Reforma da clínica de nefrologia e hemodiálise do Hospital de Sobradinho é entregue

AMANDA MARTIMON E GUILHERME PERA, DA AGÊNCIA BRASÍLIA

A clínica de nefrologia e hemodiálise do Hospital Regional de Sobradinho foi entregue reformada nesta terça-feira (17). A unidade tem cerca de 650 metros quadrados e recebeu novo mobiliário, além de melhorias na infraestrutura.

O investimento da reforma somou R$ 1,5 milhão — o recurso é de emenda parlamentar e de verba da Secretaria de Saúde. O governador de Brasília, Rodrigo Rollemberg, visitou o local nesta manhã.

De acordo com a pasta, a reforma abrangeu redes hidráulica, de esgoto e elétrica, piso, forro e pintura. Durante as obras, a unidade continuou em funcionamento em um espaço adaptado no hospital.

“Muito bom reformar essa unidade para melhorar o atendimento à população e as condições de trabalho para os servidores”, disse.

Cada máquina de hemodiálise, em geral, atende a um paciente por turno, sendo três turnos de atendimento.

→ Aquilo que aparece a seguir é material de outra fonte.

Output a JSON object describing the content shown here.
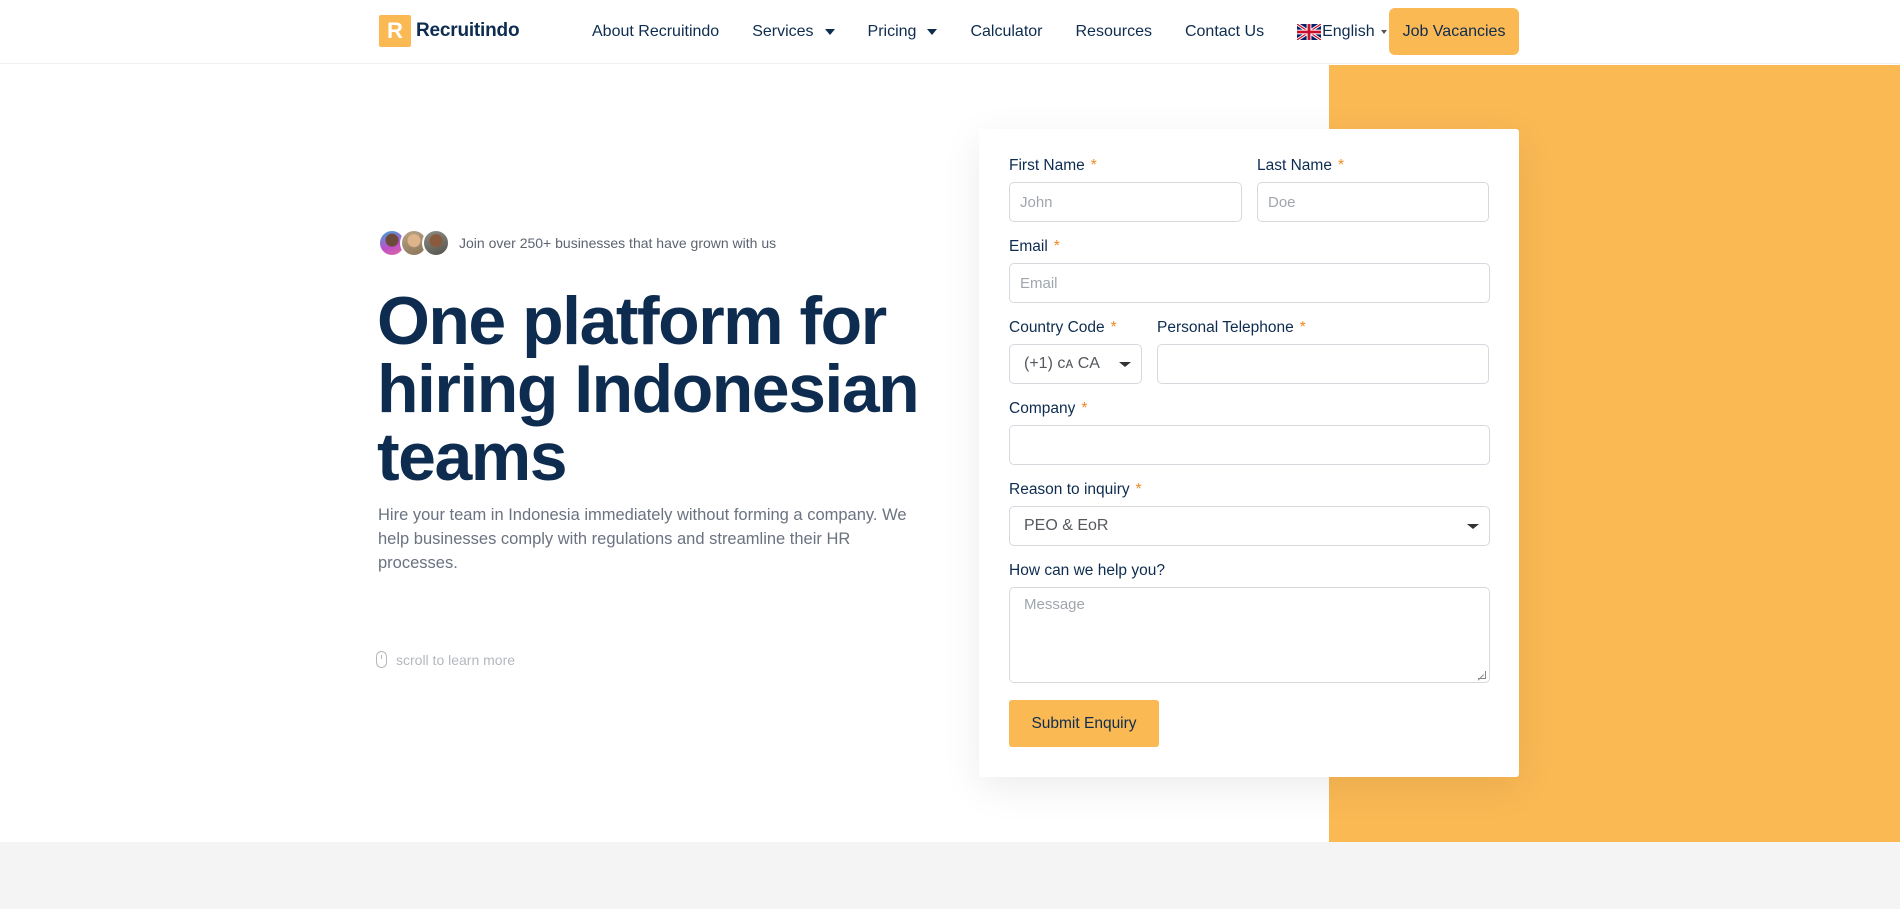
{
  "brand": {
    "logo_letter": "R",
    "name": "Recruitindo",
    "accent_color": "#fbb954",
    "text_color": "#0d2c4f"
  },
  "nav": {
    "items": [
      {
        "label": "About Recruitindo",
        "dropdown": false
      },
      {
        "label": "Services",
        "dropdown": true
      },
      {
        "label": "Pricing",
        "dropdown": true
      },
      {
        "label": "Calculator",
        "dropdown": false
      },
      {
        "label": "Resources",
        "dropdown": false
      },
      {
        "label": "Contact Us",
        "dropdown": false
      }
    ],
    "language": {
      "label": "English",
      "flag_icon": "uk-flag-icon"
    },
    "cta": "Job Vacancies"
  },
  "hero": {
    "social_proof": "Join over 250+ businesses that have grown with us",
    "headline": "One platform for hiring Indonesian teams",
    "subtext": "Hire your team in Indonesia immediately without forming a company. We help businesses comply with regulations and streamline their HR processes.",
    "scroll_hint": "scroll to learn more"
  },
  "form": {
    "first_name": {
      "label": "First Name",
      "required": "*",
      "placeholder": "John"
    },
    "last_name": {
      "label": "Last Name",
      "required": "*",
      "placeholder": "Doe"
    },
    "email": {
      "label": "Email",
      "required": "*",
      "placeholder": "Email"
    },
    "country_code": {
      "label": "Country Code",
      "required": "*",
      "value": "(+1) ᴄᴀ CA"
    },
    "telephone": {
      "label": "Personal Telephone",
      "required": "*",
      "placeholder": ""
    },
    "company": {
      "label": "Company",
      "required": "*",
      "placeholder": ""
    },
    "reason": {
      "label": "Reason to inquiry",
      "required": "*",
      "value": "PEO & EoR"
    },
    "message": {
      "label": "How can we help you?",
      "placeholder": "Message"
    },
    "submit": "Submit Enquiry"
  }
}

Atualmente, a clínica conta com 15 em funcionamento.

O secretário de Saúde, Humberto Fonseca, destacou que atuou como médico residente no hospital de Sobradinho. “Reformamos também toda a pediatria porque havia vazamento de água e de esgoto”, completou.

O atendimento é às segundas, quintas e sextas-feiras, das 7 horas à meia-noite. Às terças e quartas-feiras e aos sábados, o funcionamento da clínica é das 7 às 19 horas.

A diretora do Hospital Regional de Sobradinho, Cláudia Gomes dos Reis, afirma que, por mês, em média, 66 pacientes fazem hemodiálise no local.

Ela explica ainda que o setor atende pacientes com patologia no aparelho urinário e que há dois procedimentos diferentes: a hemodiálise e a diálise peritoneal.

Na hemodiálise, uma máquina é responsável por limpar e filtrar o sangue, já que o rim está impossibilitado. “Ou seja, é fazer de forma externa a filtração que o rim deveria fazer.”

Já na diálise peritoneal, a intervenção ocorre dentro do corpo do paciente. “O processo é mais simples. Por meio de um cateter, se injeta solução na cavidade abdominal do paciente. Por osmose, essa solução retira as impurezas, e depois é drenada”, resume.

A diretora compara a nova estrutura com a antiga: “Agora são salas no tamanho correto, separadas adequadamente, respeitando as normas da Anvisa [Agência Nacional de Vigilância Sanitária]. Tudo reformado, é outra estrutura”.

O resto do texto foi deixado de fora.